Seldom was a personality so veiled with paradox. Gandhi could be as haughty as a chieftain, as honest as a peasant or as guileful and teasing as a fairground gypsy. He was alive to the nuances of statesmanship and the skilful management of delicate situations, but his childlike humour often got the better of him. On one occasion Gandhi was playing hard to get and refused to come to Delhi to see Father and the British. At length he relented but added the proviso that he would stay in the sweepers’ quarters in Delhi. The sweepers were Untouchables, so low in social status that they were beneath the Hindu caste system. Alarm at housing Gandhi in foetid slums, in which disease-ridden u
nfortunates were heaped on top of one another, abated when it emerged that Gandhi’s friend, a multi-millionaire industrialist named Birla, had taken over Gandhi’s accommodation problems. In a few days a large area of the sweepers’ quarters was fumigated, painted, supplied with running water, and modern drainage. And what of the sweepers, you ask? The poor wretches were tossed out onto the streets.

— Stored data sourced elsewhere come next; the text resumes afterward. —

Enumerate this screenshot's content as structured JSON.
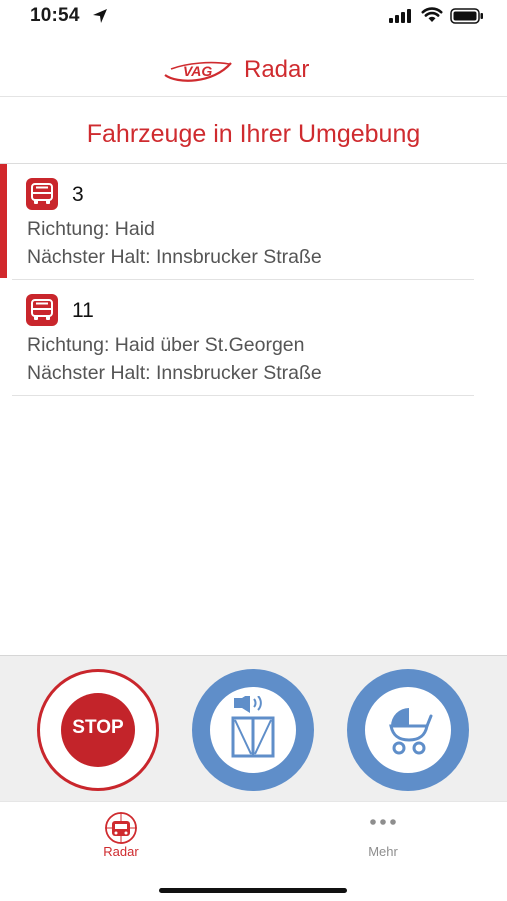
{
  "status_bar": {
    "time": "10:54"
  },
  "header": {
    "logo_text": "VAG",
    "title": "Radar"
  },
  "section_title": "Fahrzeuge in Ihrer Umgebung",
  "vehicles": [
    {
      "line": "3",
      "direction": "Richtung: Haid",
      "next_stop": "Nächster Halt: Innsbrucker Straße",
      "active": true
    },
    {
      "line": "11",
      "direction": "Richtung: Haid über St.Georgen",
      "next_stop": "Nächster Halt: Innsbrucker Straße",
      "active": false
    }
  ],
  "actions": {
    "stop_label": "STOP",
    "stop_icon": "stop-request-icon",
    "door_icon": "door-speaker-icon",
    "pram_icon": "pram-icon"
  },
  "tabs": [
    {
      "label": "Radar",
      "icon": "radar-bus-icon",
      "selected": true
    },
    {
      "label": "Mehr",
      "icon": "more-dots-icon",
      "selected": false
    }
  ],
  "colors": {
    "accent": "#cf2b2f",
    "action_blue": "#5f8ec9",
    "muted": "#8e8e8e"
  }
}
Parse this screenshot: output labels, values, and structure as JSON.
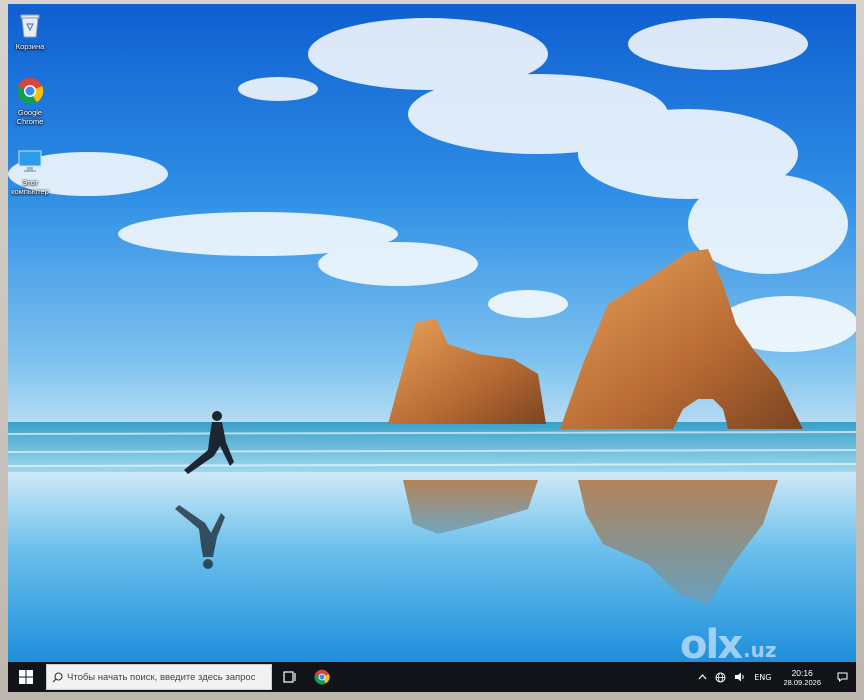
{
  "desktop": {
    "icons": [
      {
        "label": "Корзина",
        "icon": "recycle-bin-icon"
      },
      {
        "label": "Google Chrome",
        "icon": "chrome-icon"
      },
      {
        "label": "Этот компьютер",
        "icon": "this-pc-icon"
      }
    ]
  },
  "taskbar": {
    "start_icon": "windows-logo-icon",
    "search": {
      "placeholder": "Чтобы начать поиск, введите здесь запрос"
    },
    "task_view_icon": "task-view-icon",
    "pinned": [
      {
        "icon": "chrome-icon"
      }
    ],
    "tray": {
      "chevron_icon": "chevron-up-icon",
      "network_icon": "network-icon",
      "volume_icon": "volume-icon",
      "language": "ENG",
      "time": "20:16",
      "date": "28.09.2026",
      "notification_icon": "notification-icon"
    }
  },
  "watermark": {
    "brand": "olx",
    "suffix": ".uz"
  },
  "colors": {
    "sky": "#1a6fd6",
    "sea": "#7fc6e4",
    "rock": "#c77a3e",
    "taskbar": "#101418"
  }
}
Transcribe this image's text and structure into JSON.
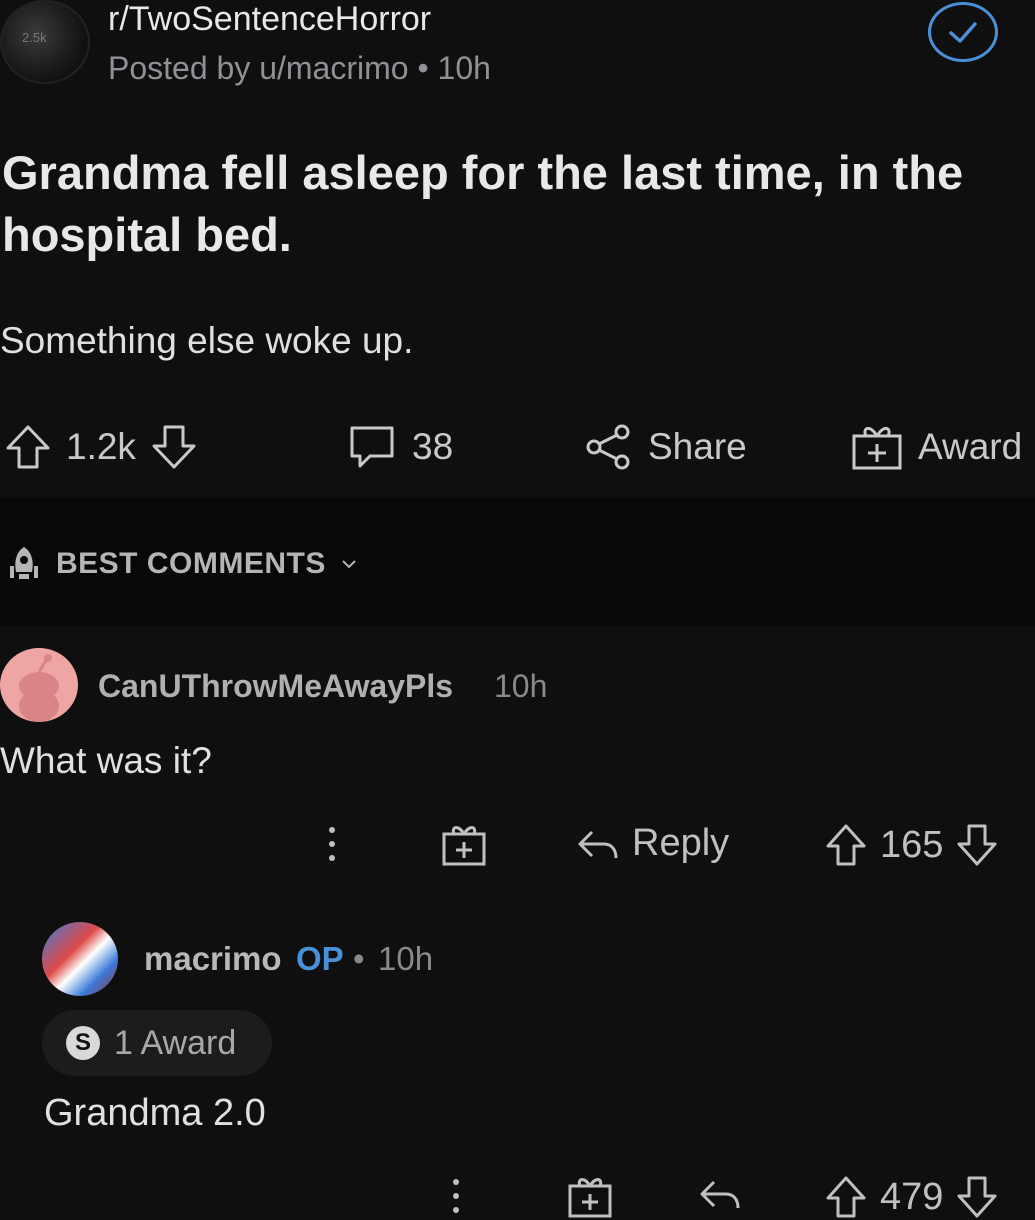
{
  "post": {
    "subreddit": "r/TwoSentenceHorror",
    "posted_by": "Posted by u/macrimo",
    "separator": "•",
    "time": "10h",
    "title": "Grandma fell asleep for the last time, in the hospital bed.",
    "body": "Something else woke up.",
    "avatar_text": "2.5k",
    "upvotes": "1.2k",
    "comments": "38",
    "share_label": "Share",
    "award_label": "Award"
  },
  "comments_header": {
    "label": "BEST COMMENTS"
  },
  "comments": [
    {
      "author": "CanUThrowMeAwayPls",
      "time": "10h",
      "text": "What was it?",
      "reply_label": "Reply",
      "score": "165"
    }
  ],
  "reply": {
    "author": "macrimo",
    "op_badge": "OP",
    "separator": "•",
    "time": "10h",
    "award_text": "1 Award",
    "award_icon_letter": "S",
    "text": "Grandma 2.0",
    "score": "479"
  },
  "colors": {
    "background": "#0f0f0f",
    "accent_blue": "#4a90d9",
    "text_primary": "#e0e0e0",
    "text_muted": "#8e9195"
  }
}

Father first met Gandhi in the Viceroy’s house. The man before him was small and completely hairless; as slippery-shiny as a betel-nut. He had a strangely high-pitched laugh that went hee-hee. His brain teemed with wheezes. When the Cabinet Mission refused to rule out some form of state of Pakistan, Gandhi advised the British to depart India at once, leaving her to her fate. For a time he refused to take part in further talks. Then, suddenly, he changed his mind. He would meet the Cabinet Mission at their house on the Viceroy’s estate at six o’clock in the morning. When Gandhi arrived, he at once squatted on a sofa in the drawing room, wearing only a loin-cloth. His face was as rigid as an Aztec mask. The British began to speak. Gandhi failed to answer. They spoke some more. But still, despite their intense irritation at having been awoken so early in the morning, Gandhi declined to respond. After a while, he scribbled a note and handed it to Father to read to the distinguished gentlemen who had travelled six thousand miles to see him. The note said, ‘This is my day of silence. But please go on talking.’
Symbolic gestures are thought useful by many politicians as a shorthand way of identifying with the populace and indicating to them a stance which it is hoped will induce trust. Churchill had a V-sign; Margaret Thatcher her handbags. But Gandhi outdid them all. As part of his campaign for Indian independence he sought support from the masses by demonstrating that he felt and suffered just as they did. Reaching places to address them in vast numbers was most easily done by rail. In those days third-class travel in India was very cheap and exceedingly nasty. There was no air-conditioning, the seats were wooden, rickety and filthy. The tiny carriages were filled six times over with passengers standing on the running boards clinging to anything they could hold, often someone else’s arms or legs. The smell was as high as the temperature.